Cost Reduction. Companies are realizing material cost reductions with early applications of AI. As an example, Cognizant’s survey of banking, healthcare and insurance companies found that 26 percent of respondents in the banking sector enjoyed 15 percent or more year-over-year (YOY) cost savings from front-office usage of AI. According to Juniper Research, chatbots could save businesses $8 billion annually by 2020.
Improved Fraud Detection. AI scoring systems use a wealth of data inputs to separate legitimate transactions from fraudulent ones in real-time; AI does a better job of mitigating fraud and reducing false declines, thereby allowing merchants to reclaim lost sales. Javelin Advisory Services estimated that $118 billion in legitimate sales were declined in the U.S. in 2014 due to false positives.
Lower Chargeback Losses. A growing area of concern is chargeback fraud, especially as shopping dollars migrate to e-commerce. Online merchants lost nearly $7 billion to chargebacks in 2016 and losses are projected to balloon to $31 billion by 2020. FIS is successfully making headway against chargeback fraud by employing AI to facilitate dispute handling. With a focus on repeatable practices within chargebacks processing, FIS was able to process 70-80 percent of a high-volume clients’ 30,000 monthly chargebacks with increased accuracy by using robots.
No Empathy yet.
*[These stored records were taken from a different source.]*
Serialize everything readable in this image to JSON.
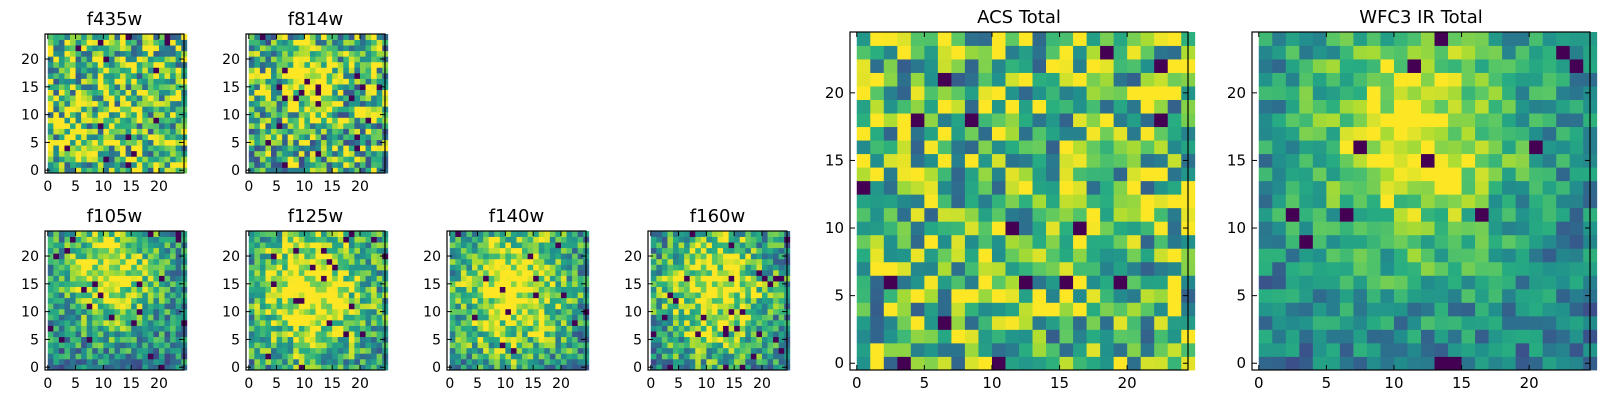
{
  "chart_data": [
    {
      "type": "heatmap",
      "title": "f435w",
      "grid_size": 25,
      "xlim": [
        -0.5,
        24.5
      ],
      "ylim": [
        -0.5,
        24.5
      ],
      "xticks": [
        "0",
        "5",
        "10",
        "15",
        "20"
      ],
      "yticks": [
        "0",
        "5",
        "10",
        "15",
        "20"
      ],
      "colormap": "viridis",
      "peak": null,
      "core_radius": 0,
      "noise": 0.55,
      "bias": 0.72,
      "seed": 11
    },
    {
      "type": "heatmap",
      "title": "f814w",
      "grid_size": 25,
      "xlim": [
        -0.5,
        24.5
      ],
      "ylim": [
        -0.5,
        24.5
      ],
      "xticks": [
        "0",
        "5",
        "10",
        "15",
        "20"
      ],
      "yticks": [
        "0",
        "5",
        "10",
        "15",
        "20"
      ],
      "colormap": "viridis",
      "peak": [
        10,
        16
      ],
      "core_radius": 3,
      "noise": 0.55,
      "bias": 0.66,
      "seed": 23
    },
    {
      "type": "heatmap",
      "title": "f105w",
      "grid_size": 25,
      "xlim": [
        -0.5,
        24.5
      ],
      "ylim": [
        -0.5,
        24.5
      ],
      "xticks": [
        "0",
        "5",
        "10",
        "15",
        "20"
      ],
      "yticks": [
        "0",
        "5",
        "10",
        "15",
        "20"
      ],
      "colormap": "viridis",
      "peak": [
        11,
        17
      ],
      "core_radius": 6,
      "noise": 0.35,
      "bias": 0.45,
      "seed": 37
    },
    {
      "type": "heatmap",
      "title": "f125w",
      "grid_size": 25,
      "xlim": [
        -0.5,
        24.5
      ],
      "ylim": [
        -0.5,
        24.5
      ],
      "xticks": [
        "0",
        "5",
        "10",
        "15",
        "20"
      ],
      "yticks": [
        "0",
        "5",
        "10",
        "15",
        "20"
      ],
      "colormap": "viridis",
      "peak": [
        11,
        14
      ],
      "core_radius": 7,
      "noise": 0.38,
      "bias": 0.5,
      "seed": 41
    },
    {
      "type": "heatmap",
      "title": "f140w",
      "grid_size": 25,
      "xlim": [
        -0.5,
        24.5
      ],
      "ylim": [
        -0.5,
        24.5
      ],
      "xticks": [
        "0",
        "5",
        "10",
        "15",
        "20"
      ],
      "yticks": [
        "0",
        "5",
        "10",
        "15",
        "20"
      ],
      "colormap": "viridis",
      "peak": [
        11,
        14
      ],
      "core_radius": 7,
      "noise": 0.38,
      "bias": 0.48,
      "seed": 53
    },
    {
      "type": "heatmap",
      "title": "f160w",
      "grid_size": 25,
      "xlim": [
        -0.5,
        24.5
      ],
      "ylim": [
        -0.5,
        24.5
      ],
      "xticks": [
        "0",
        "5",
        "10",
        "15",
        "20"
      ],
      "yticks": [
        "0",
        "5",
        "10",
        "15",
        "20"
      ],
      "colormap": "viridis",
      "peak": [
        11,
        14
      ],
      "core_radius": 7,
      "noise": 0.38,
      "bias": 0.45,
      "seed": 67
    },
    {
      "type": "heatmap",
      "title": "ACS Total",
      "grid_size": 25,
      "xlim": [
        -0.5,
        24.5
      ],
      "ylim": [
        -0.5,
        24.5
      ],
      "xticks": [
        "0",
        "5",
        "10",
        "15",
        "20"
      ],
      "yticks": [
        "0",
        "5",
        "10",
        "15",
        "20"
      ],
      "colormap": "viridis",
      "peak": null,
      "core_radius": 0,
      "noise": 0.5,
      "bias": 0.7,
      "seed": 79
    },
    {
      "type": "heatmap",
      "title": "WFC3 IR Total",
      "grid_size": 25,
      "xlim": [
        -0.5,
        24.5
      ],
      "ylim": [
        -0.5,
        24.5
      ],
      "xticks": [
        "0",
        "5",
        "10",
        "15",
        "20"
      ],
      "yticks": [
        "0",
        "5",
        "10",
        "15",
        "20"
      ],
      "colormap": "viridis",
      "peak": [
        11,
        17
      ],
      "core_radius": 6,
      "noise": 0.25,
      "bias": 0.42,
      "seed": 97
    }
  ]
}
One gap in CX applications of AI is its inability to detect human emotions, which can impede satisfactory resolution of customer service problems. Addressing this shortcoming are companies such as Affectiva – a startup spun off from MIT Labs – that is developing technology to enable voice assistants, customer service bots and other devices using AI to infer people’s emotions from the tone of their voices. Think about how a car maker could use AI to flag a driver’s emotional state that affects safety – road rage, for example – and slow the car.
Garbage Input Means Garbage Output. Regardless of the type of model employing AI, data input inaccuracy can result in unintended consequences such as unfair treatment, dissatisfied customers or even major safety problems. Decisions based on AI can become biased depending on what data is fed into the models.
Not a Total Safeguard. Fraudsters work diligently to stay a step ahead of technologies created to thwart their efforts. AI models are more effective at flagging fraudulent transactions and automatically blocking card usage in real-time, as an example. However, AI can’t stop clever fraudsters from obtaining information such as facts about a cardholder or even facial and voice imprints from social media profiles, which could help them to unblock a card.
Can Have Issues. Remember when, two years ago, Microsoft’s teen-talking Tay chatbot quickly devolved to inappropriate remarks in response to Internet trolls who manipulated it to say awful things?
Unresolved Ethical Questions. AI is a truly transformational, rapidly advancing technology. Should those advancements include the ability to weigh in on the ethics of a decision? For example, if gender is part of the data set, should it be allowed as an input? How should biometrics and future technologies be used? Most believe that humans must intervene on questions of ethics, but where the line should be drawn remains fuzzy.
Protecting your Bottom Line
To protect yourself and your company’s bottom line you should:
- Stay current with AI’s capabilities. Monitor and learn about new enhancements.
- Determine where AI would have the most beneficial impact upon your business. What functions could be performed by AI to improve accuracy and save time?
- Outline clear goals for putting together the business case for using a particular AI application. At FIS, we started with dispute handling of chargebacks because of their labor-intensive and time-sensitive nature. We focused on activities that do not require human judgement, such as repeatable practices with set tasks and clear rules.
- Know your sources of data inputs for AI decisioning. Ensure the data is accurate and valid.
- Implement human checks and balances.
- Be transparent about how you’re using AI for making business decisions, especially those with regulatory implications.
What else would you add to the list above? Let’s start a discussion about how to further this transformational technology and protect your business’ bottom line.